Volvox is facultatief seksueel en kan zich zowel seksueel als aseksueel voortplanten. In het lab wordt de aseksuele voortplanting het meest waargenomen; de relatieve frequenties van seksuele en aseksuele voortplanting in het wild zijn onbekend. De overgang van aseksuele naar seksuele voortplanting kan worden veroorzaakt door omgevingsomstandigheden en door de productie van een sex-inducerend feromoon. Desiccation-resistente diploïde zygoten worden geproduceerd na succesvolle bevruchting.

een aseksuele kolonie omvat zowel somatische (vegetatieve) cellen, die zich niet voortplanten, als grote, niet-beweeglijke gonidia in het binnenste, die nieuwe kolonies produceren door herhaalde deling. In de seksuele voortplanting worden twee soorten gameten geproduceerd. Volvox soorten kunnen eenhuizig of tweehuizig zijn.

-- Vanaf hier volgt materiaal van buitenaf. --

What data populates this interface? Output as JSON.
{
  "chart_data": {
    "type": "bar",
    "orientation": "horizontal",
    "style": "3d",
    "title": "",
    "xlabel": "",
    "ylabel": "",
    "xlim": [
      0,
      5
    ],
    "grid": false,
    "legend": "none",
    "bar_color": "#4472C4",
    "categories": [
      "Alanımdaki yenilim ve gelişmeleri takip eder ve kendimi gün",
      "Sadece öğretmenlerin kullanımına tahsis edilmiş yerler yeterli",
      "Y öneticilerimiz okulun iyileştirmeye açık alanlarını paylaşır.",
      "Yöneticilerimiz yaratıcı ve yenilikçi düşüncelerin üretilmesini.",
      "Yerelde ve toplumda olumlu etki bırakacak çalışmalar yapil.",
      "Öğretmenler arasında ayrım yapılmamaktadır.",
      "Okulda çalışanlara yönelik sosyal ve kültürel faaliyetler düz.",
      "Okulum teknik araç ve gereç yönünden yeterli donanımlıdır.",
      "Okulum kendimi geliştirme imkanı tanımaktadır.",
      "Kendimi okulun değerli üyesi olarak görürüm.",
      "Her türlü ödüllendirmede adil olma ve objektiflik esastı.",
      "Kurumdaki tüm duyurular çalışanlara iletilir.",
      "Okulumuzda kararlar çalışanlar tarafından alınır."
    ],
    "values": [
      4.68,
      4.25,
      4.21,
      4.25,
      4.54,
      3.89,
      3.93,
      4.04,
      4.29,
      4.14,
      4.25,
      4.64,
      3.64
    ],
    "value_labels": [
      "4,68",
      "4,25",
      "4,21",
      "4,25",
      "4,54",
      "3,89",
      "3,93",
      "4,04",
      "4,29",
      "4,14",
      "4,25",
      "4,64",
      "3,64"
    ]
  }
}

Mannelijke kolonies geven talrijke zaadpakketten vrij, terwijl in vrouwelijke kolonies enkele cellen zich uitbreiden tot oogameten, of eitjes.Kirk en Kirk toonden aan dat sex-inducerende feromoonproductie in somatische cellen kan worden veroorzaakt door een korte hitteschok die wordt gegeven aan ongeslachtelijk groeiende organismen. De inductie van geslacht door hitteschok wordt gemedieerd door oxidatieve stress die waarschijnlijk ook oxidatieve DNA-schade veroorzaakt. Er is gesuggereerd dat het overschakelen op de seksuele weg is de sleutel tot het overleven van milieu spanningen die warmte en droogte omvatten. In overeenstemming met dit idee, impliceert de inductie van seks een signaaltransductieweg die ook in Volvox door verwonding wordt veroorzaakt.

Kolonieinversie

Kolonieinversie is een speciaal kenmerk tijdens de ontwikkeling in de orde Volvocaceae dat resulteert in nieuwe kolonies met hun flagella naar buiten gericht. Tijdens dit proces ondergaan de aseksuele voortplantingscellen (gonidia) eerst opeenvolgende celafdelingen om een concave-aan-cup-vormig embryo of plakea te vormen dat uit een enkele cellaag wordt samengesteld. Onmiddellijk daarna is de cellaag binnenstebuiten vergeleken met de volwassen configuratie—de apicale uiteinden van de embryo protoplasten waaruit flagella worden gevormd, zijn gericht op het binnenste van de plakea. Dan ondergaat het embryo inversie, waarbij de cellaag omkeert om een sferoïdale dochterkolonie te vormen met de apicale uiteinden en flagella van dochterprotoplasten buiten gepositioneerd. Dit proces maakt de juiste beweging van sferoïdale kolonies van de Volvocaceae mogelijk. Het mechanisme van inversie is uitgebreid onderzocht op de cellulaire en moleculaire niveaus met behulp van de modelsoorten, Volvox carteri.

embryonale inversie in Volvox. a) volwassen V. globator sferoïd die meerdere embryo ‘ s bevat. (b) Embryo ondergaan type-A inversie (bijv., V. carteri). (C) Embryo ondergaan type-B inversie (bijv., V. globator, V. aureus). (d) lichte micrograaf toont halfdunne sectie van V. globator embryo vertonen verschillende celformulieren. e) schematische weergave van cellen in het onder d) aangegeven gebied. PC: peddelvormige cellen, twee verschillende weergaven illustreren anisotrope vorm; SC: spindelvormige cellen; rode lijn: positie van cytoplasmatische bruggen (CB). (F) 3D renderings van een enkele V. globator embryo in drie opeenvolgende stadia van inversie. g) optische middendoorsneden van het embryo onder f). h)Getraceerde celplaatcontouren op de secties onder g), met een kleurgecodeerde kromming κ. (I) omwentelingsoppervlakken berekend op basis van gemiddelde contouren.

Geef een antwoord

Het e-mailadres wordt niet gepubliceerd.